>>794251
I know OP, I can confirm he also got banned for believing 1 Enoch is Scripture as the Ethiopian Church does. How did you get unbanned, brother?
I am a Roman Catholic myself, and have nothing but love for the Coptic/Oriental and Eastern Orthodox Churches.
Let us stop slandering our brothers so terribly.
From my understanding, the reasons for the rejection of 1 Enoch were not due to the book itself having heresy or occultism, but due to forgeries. This would not be the only instance of this happening in the Churches, the Acts of John, the Clementine Homilies, the writings of Origen quite possibly (read St. Pamphilus' Apology for Origen) and most labelled pseudepigrapha in general.
I will explain.
>"1" Enoch used by at least *some* mainline Jews in the 1st century at the latest, this is evident by the fact Jesus Christ Himself cross references lines and passages that can only be linked back to the book
>Apostles, at the very least St. Peter and St. Jude cross reference to it, as well as immediate Apostolic Fathers such as St. Clement of Rome in 1 Clement.

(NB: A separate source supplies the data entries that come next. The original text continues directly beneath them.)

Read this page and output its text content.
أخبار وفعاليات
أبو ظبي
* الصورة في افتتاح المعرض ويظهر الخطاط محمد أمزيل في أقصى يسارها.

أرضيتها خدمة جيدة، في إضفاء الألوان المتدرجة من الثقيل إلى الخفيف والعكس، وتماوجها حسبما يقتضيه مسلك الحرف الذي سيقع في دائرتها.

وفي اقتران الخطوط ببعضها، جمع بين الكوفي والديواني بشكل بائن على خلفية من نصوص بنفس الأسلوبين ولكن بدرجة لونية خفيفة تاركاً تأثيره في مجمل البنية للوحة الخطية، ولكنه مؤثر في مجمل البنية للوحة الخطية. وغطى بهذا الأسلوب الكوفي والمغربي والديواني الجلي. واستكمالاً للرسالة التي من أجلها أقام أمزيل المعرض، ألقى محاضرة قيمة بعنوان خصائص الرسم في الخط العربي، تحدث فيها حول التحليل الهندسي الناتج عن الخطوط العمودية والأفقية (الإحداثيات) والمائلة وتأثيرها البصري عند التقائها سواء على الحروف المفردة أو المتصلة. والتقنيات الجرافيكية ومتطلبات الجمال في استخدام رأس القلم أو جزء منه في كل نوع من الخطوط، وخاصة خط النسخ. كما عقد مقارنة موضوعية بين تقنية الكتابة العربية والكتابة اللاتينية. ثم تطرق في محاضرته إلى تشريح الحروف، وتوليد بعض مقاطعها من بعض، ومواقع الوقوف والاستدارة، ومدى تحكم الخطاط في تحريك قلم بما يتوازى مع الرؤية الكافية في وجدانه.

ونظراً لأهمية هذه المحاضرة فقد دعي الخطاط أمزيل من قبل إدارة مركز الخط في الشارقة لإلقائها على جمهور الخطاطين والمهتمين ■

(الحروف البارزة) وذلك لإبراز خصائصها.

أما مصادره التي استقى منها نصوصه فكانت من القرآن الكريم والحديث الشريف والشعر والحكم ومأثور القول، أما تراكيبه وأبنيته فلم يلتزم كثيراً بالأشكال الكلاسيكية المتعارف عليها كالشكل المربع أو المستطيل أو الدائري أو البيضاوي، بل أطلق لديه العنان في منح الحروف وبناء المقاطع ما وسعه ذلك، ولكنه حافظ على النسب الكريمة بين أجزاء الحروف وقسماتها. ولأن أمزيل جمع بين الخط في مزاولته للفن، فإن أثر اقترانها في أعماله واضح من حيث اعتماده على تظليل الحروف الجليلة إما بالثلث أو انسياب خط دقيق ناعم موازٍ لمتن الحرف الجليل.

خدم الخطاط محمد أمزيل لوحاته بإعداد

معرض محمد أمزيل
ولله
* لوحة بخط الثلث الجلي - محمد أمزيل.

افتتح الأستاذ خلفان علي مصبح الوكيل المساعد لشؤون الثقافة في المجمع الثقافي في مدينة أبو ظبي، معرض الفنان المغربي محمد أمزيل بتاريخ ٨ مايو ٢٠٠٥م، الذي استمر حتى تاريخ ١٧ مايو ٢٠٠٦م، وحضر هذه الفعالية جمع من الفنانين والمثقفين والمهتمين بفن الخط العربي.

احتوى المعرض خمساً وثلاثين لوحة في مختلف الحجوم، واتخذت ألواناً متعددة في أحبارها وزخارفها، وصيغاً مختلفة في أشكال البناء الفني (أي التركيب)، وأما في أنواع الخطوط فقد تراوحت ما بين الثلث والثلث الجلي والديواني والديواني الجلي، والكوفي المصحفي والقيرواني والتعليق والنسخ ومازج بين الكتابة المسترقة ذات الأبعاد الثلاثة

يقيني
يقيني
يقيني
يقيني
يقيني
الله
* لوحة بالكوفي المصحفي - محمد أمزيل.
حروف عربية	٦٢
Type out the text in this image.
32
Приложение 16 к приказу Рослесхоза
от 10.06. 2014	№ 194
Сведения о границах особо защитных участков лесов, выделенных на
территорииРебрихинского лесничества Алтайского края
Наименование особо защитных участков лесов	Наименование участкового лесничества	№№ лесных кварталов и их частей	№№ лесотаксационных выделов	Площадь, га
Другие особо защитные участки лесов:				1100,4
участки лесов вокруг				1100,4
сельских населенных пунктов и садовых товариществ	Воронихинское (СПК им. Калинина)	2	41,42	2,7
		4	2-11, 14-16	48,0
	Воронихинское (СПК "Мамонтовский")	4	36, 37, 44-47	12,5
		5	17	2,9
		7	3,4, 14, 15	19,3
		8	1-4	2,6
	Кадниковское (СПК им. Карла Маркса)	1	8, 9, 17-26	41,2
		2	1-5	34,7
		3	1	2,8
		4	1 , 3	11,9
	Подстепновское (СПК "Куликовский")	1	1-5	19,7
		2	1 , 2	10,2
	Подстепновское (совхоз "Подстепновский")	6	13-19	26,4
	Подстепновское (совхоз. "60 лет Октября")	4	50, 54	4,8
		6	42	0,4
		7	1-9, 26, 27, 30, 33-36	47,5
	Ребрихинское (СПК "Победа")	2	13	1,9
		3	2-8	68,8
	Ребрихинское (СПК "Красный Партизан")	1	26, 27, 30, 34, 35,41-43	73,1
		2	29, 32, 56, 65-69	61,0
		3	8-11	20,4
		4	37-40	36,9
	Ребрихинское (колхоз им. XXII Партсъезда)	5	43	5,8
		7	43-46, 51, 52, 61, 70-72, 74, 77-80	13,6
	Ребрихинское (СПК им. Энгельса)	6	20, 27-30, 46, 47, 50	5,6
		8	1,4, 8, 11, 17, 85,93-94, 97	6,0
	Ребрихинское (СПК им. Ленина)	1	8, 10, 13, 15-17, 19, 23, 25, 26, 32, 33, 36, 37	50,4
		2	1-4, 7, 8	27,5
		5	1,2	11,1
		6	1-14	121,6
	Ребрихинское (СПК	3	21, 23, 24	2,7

>By the time Christianity is legalized in the Roman Empire, Manicheanism picks up traction and has with it a Manichean Book of Giants that can be confused with 1 Enoch.
>During this time, "2" Enoch is most likely written by Melchizedekians, a heresy that believed that Melchizedek was higher than Jesus and was born of a virgin birth. (2 Enoch has a section with this exact belief)
>the rabbinical 3 Enoch is written at some point during the 1st-6th century AD, I personally believe it's written around the 2nd or 3rd. (Tannaic period)
>due to there being several Enochic books at this point, 1 Enoch is misappropriated as apocryphal by some of the Church Fathers, including ones I myself admire such as St. Augustine
>St. Augustine, who wrote extensively against the Manicheans and had early associations with them, in his own refutation only can contest against the notion of angels copulating with humans, a view that even the Ethiopian Church does not entirely adhere to. Augustine quotes twice from the NT where it quotes Enoch, and does not recognize the quotes (the one from Jude is even in the first chapter of Enoch!)
>Augustine also does not contest any Christological or prophecy from Enoch, which is a far greater portion of the book than the portions concerning the Watchers and Giants. All of this only makes sense if Augustine himself was familiar with the Manichean Book of Giants.
>Manicheanism specifically spreads all throughout the Roman Empire and extends all the way to China but never reaches Ethiopia or Armenia, the two places that ultimately preserved Enoch.
>the heresies related to the other Enochic books (including rabbinical Judaism) also never reach Armenia or Ethopia, which means they are effectively a non-issue only in the territories that Enoch was ultimately preserved.